“We’re coming,” I told my mom on the phone Wednesday morning. Snow dumping from the sky, incessant. Children running madly around the house, cabin-fevered after days of impassable sidewalks.
“OK,” she said, “Your father is worried you won’t make it around the corner.”
“What corner?”
“Um, I think all of them?”
While Fresco napped, we listened to AM 730 ALL TRAFFIC ALL THE TIME and marveled at how many semi-trucks had jack-knifed. We chose our route carefully to avoid hills and any semi-trucks. We loaded up the car with presents, food, more food, other food, overnight bags, our sled, our snow shovel, our children. We drove carefully down roads that were not that bad, really. And then we turned off a slushy main-ish road onto a side street and SA said, “Oh. I see.”
The car’s wheels found the grooves in the snow and locked in like we were on a roller coaster. We proceeded with caution and in a few minutes were within sight of my parents’ house. My father had dug out a parking spot in front of the house and his truck was sitting in it, which meant we had a spot in the garage. Sweet! 10 feet from the garage, as we turned into the alley, we crunched to a halt and the car stalled.
With my dad, my mom, the neighbour down the alley looking on, we concluded our hazardous yet incident-free journey with a sudden stop requiring fervent shoveling to get us moving again.
“I guess he meant THAT corner,” I remarked to no one in particular.
After that, a sweet, mellow Christmas.
Christmas morning at 4:50 AM, Trombone woke up and spoke, clear as a bell into the silent morning of an old sleeping house where the walls are thin enough to see through, “So. I had a good nap.” (he claimed, later, that what he said was, “I don’t want to get up,” but I think this is unlikely.)
Fresco, who was sleeping across the hall, woke up and said, “Addaaabbaaadaadaaa,” in his perky, gee whiz morning is great! oh no, I won’t be going back to sleep just yet! voice.
SA and I woke up and might have said something rude. Then we went down with Fresco and watched the fireplace channel.
Trombone, however, is so intent on being contrary that he went back to sleep. Until EIGHT O CLOCK. On CHRISTMAS. I do not remember the last time he slept until 8:00 am. Period.
Of course, once he was up, he tore strips of light through the house with his excitement.
Fresco liked his first Christmas just fine. He got a doll with long hair so he has some hair to pull. He likes her a lot. Mostly he enjoyed his day because my dad will hold his hands and walk him through the house for hours without complaining. Fresco really likes to walk. I usually insist he sit down after a few minutes because my back is sore. He doesn’t like that.

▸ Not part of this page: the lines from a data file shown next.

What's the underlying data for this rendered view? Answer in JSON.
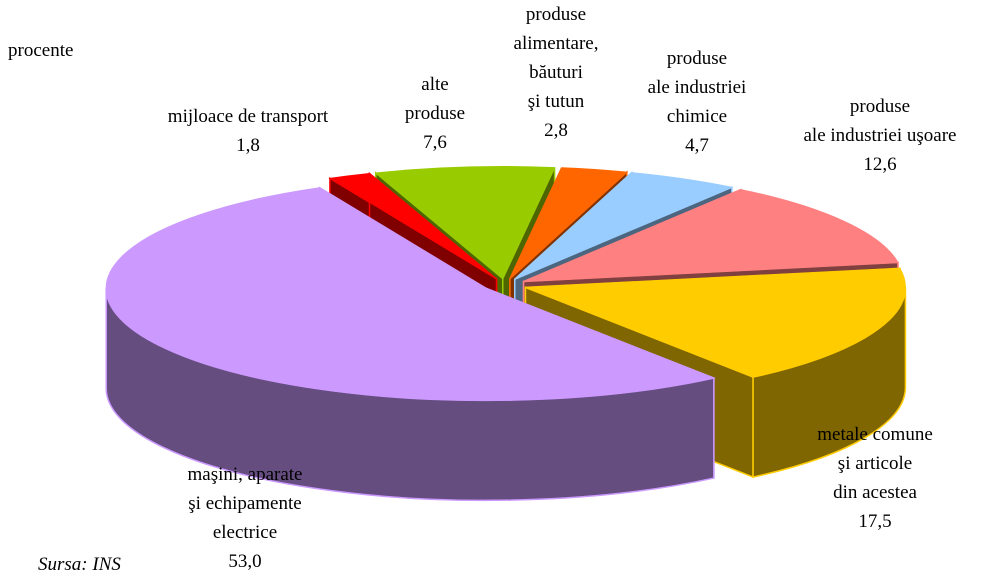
{
  "chart_data": {
    "type": "pie3d",
    "unit": "procente",
    "source": "Sursa: INS",
    "categories": [
      "mijloace de transport",
      "alte\nproduse",
      "produse\nalimentare,\nbăuturi\nşi tutun",
      "produse\nale industriei\nchimice",
      "produse\nale industriei uşoare",
      "metale comune\nşi articole\ndin acestea",
      "maşini, aparate\nşi echipamente\nelectrice"
    ],
    "values": [
      1.8,
      7.6,
      2.8,
      4.7,
      12.6,
      17.5,
      53.0
    ],
    "value_labels": [
      "1,8",
      "7,6",
      "2,8",
      "4,7",
      "12,6",
      "17,5",
      "53,0"
    ],
    "colors": [
      "#ff0000",
      "#99cc00",
      "#ff6600",
      "#99ccff",
      "#ff8080",
      "#ffcc00",
      "#cc99ff"
    ]
  }
}
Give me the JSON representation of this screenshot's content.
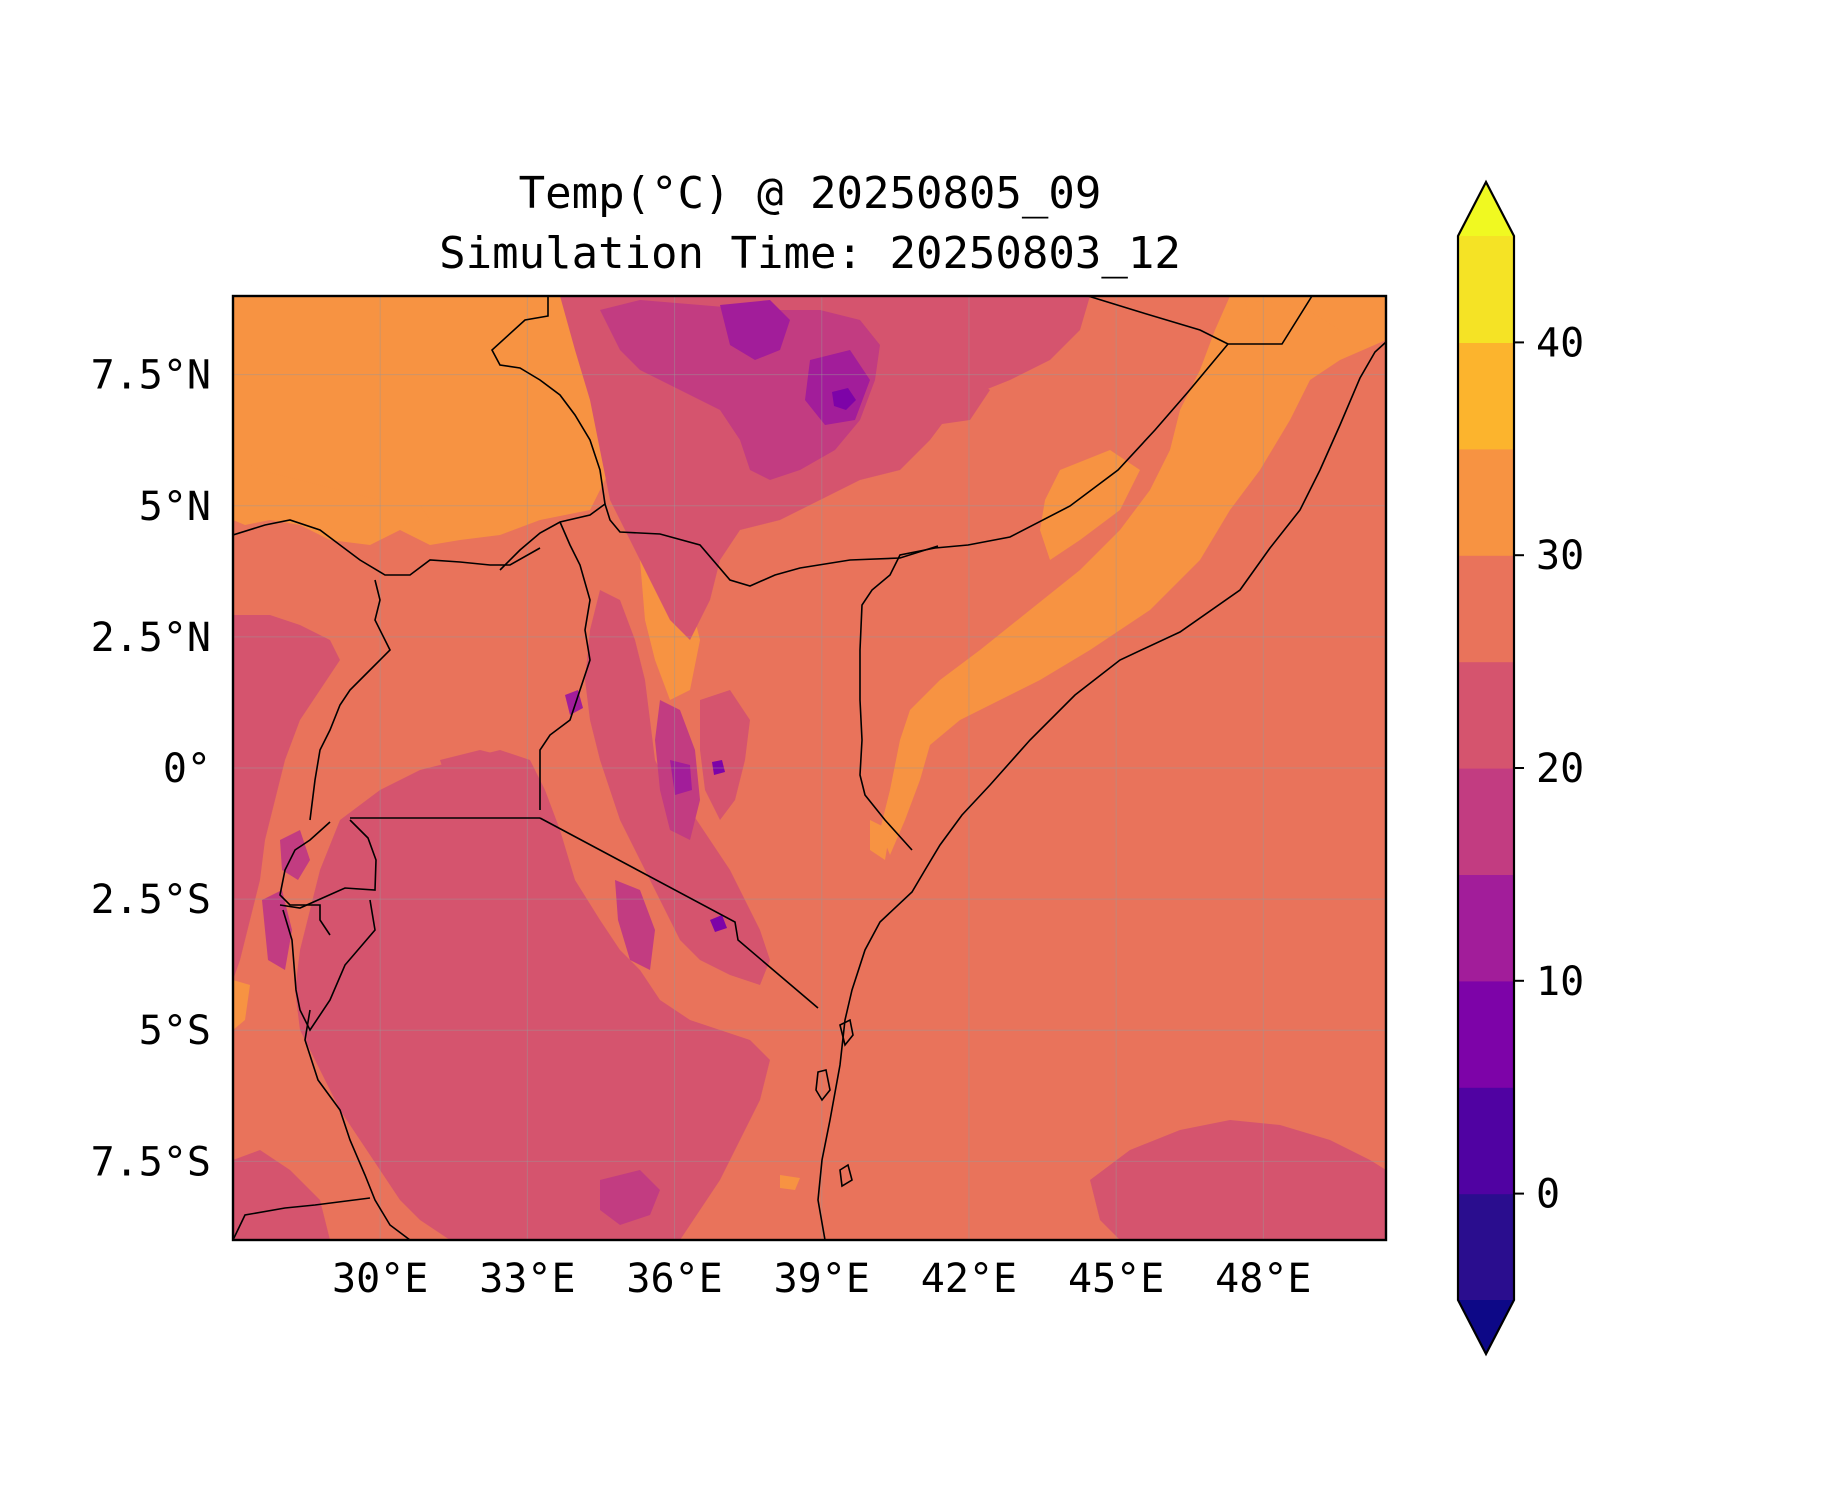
{
  "title_line1": "Temp(°C) @ 20250805_09",
  "title_line2": "Simulation Time: 20250803_12",
  "map": {
    "extent": {
      "lon_min": 27.0,
      "lon_max": 50.5,
      "lat_min": -9.0,
      "lat_max": 9.0
    },
    "x_ticks": [
      {
        "value": 30,
        "label": "30°E"
      },
      {
        "value": 33,
        "label": "33°E"
      },
      {
        "value": 36,
        "label": "36°E"
      },
      {
        "value": 39,
        "label": "39°E"
      },
      {
        "value": 42,
        "label": "42°E"
      },
      {
        "value": 45,
        "label": "45°E"
      },
      {
        "value": 48,
        "label": "48°E"
      }
    ],
    "y_ticks": [
      {
        "value": 7.5,
        "label": "7.5°N"
      },
      {
        "value": 5,
        "label": "5°N"
      },
      {
        "value": 2.5,
        "label": "2.5°N"
      },
      {
        "value": 0,
        "label": "0°"
      },
      {
        "value": -2.5,
        "label": "2.5°S"
      },
      {
        "value": -5,
        "label": "5°S"
      },
      {
        "value": -7.5,
        "label": "7.5°S"
      }
    ],
    "gridlines": true
  },
  "colorbar": {
    "levels": [
      -5,
      0,
      5,
      10,
      15,
      20,
      25,
      30,
      35,
      40,
      45
    ],
    "colors": [
      "#2a0d8e",
      "#5002a2",
      "#7d03a8",
      "#a21d9a",
      "#c23c81",
      "#d5546e",
      "#e9735b",
      "#f79342",
      "#fcb42d",
      "#f5e325"
    ],
    "under_color": "#0d0887",
    "over_color": "#f0f921",
    "extend": "both",
    "ticks": [
      {
        "value": 0,
        "label": "0"
      },
      {
        "value": 10,
        "label": "10"
      },
      {
        "value": 20,
        "label": "20"
      },
      {
        "value": 30,
        "label": "30"
      },
      {
        "value": 40,
        "label": "40"
      }
    ]
  },
  "field_colors": {
    "t30_35": "#f79342",
    "t25_30": "#e9735b",
    "t20_25": "#d5546e",
    "t15_20": "#c23c81",
    "t10_15": "#a21d9a",
    "t5_10": "#7d03a8"
  }
}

No one was sick. No one shouted. No one even cried very much. All the food turned out fantastically. By the time we left for home late yesterday afternoon, the roads were clear and even Fresco’s unjustified, incessant screaming fit for most of the drive didn’t faze us much. It was good to be there and it was good to come home. The best of both worlds.
And the boys got matching pajamas. If it gets better than that, I don’t want to know.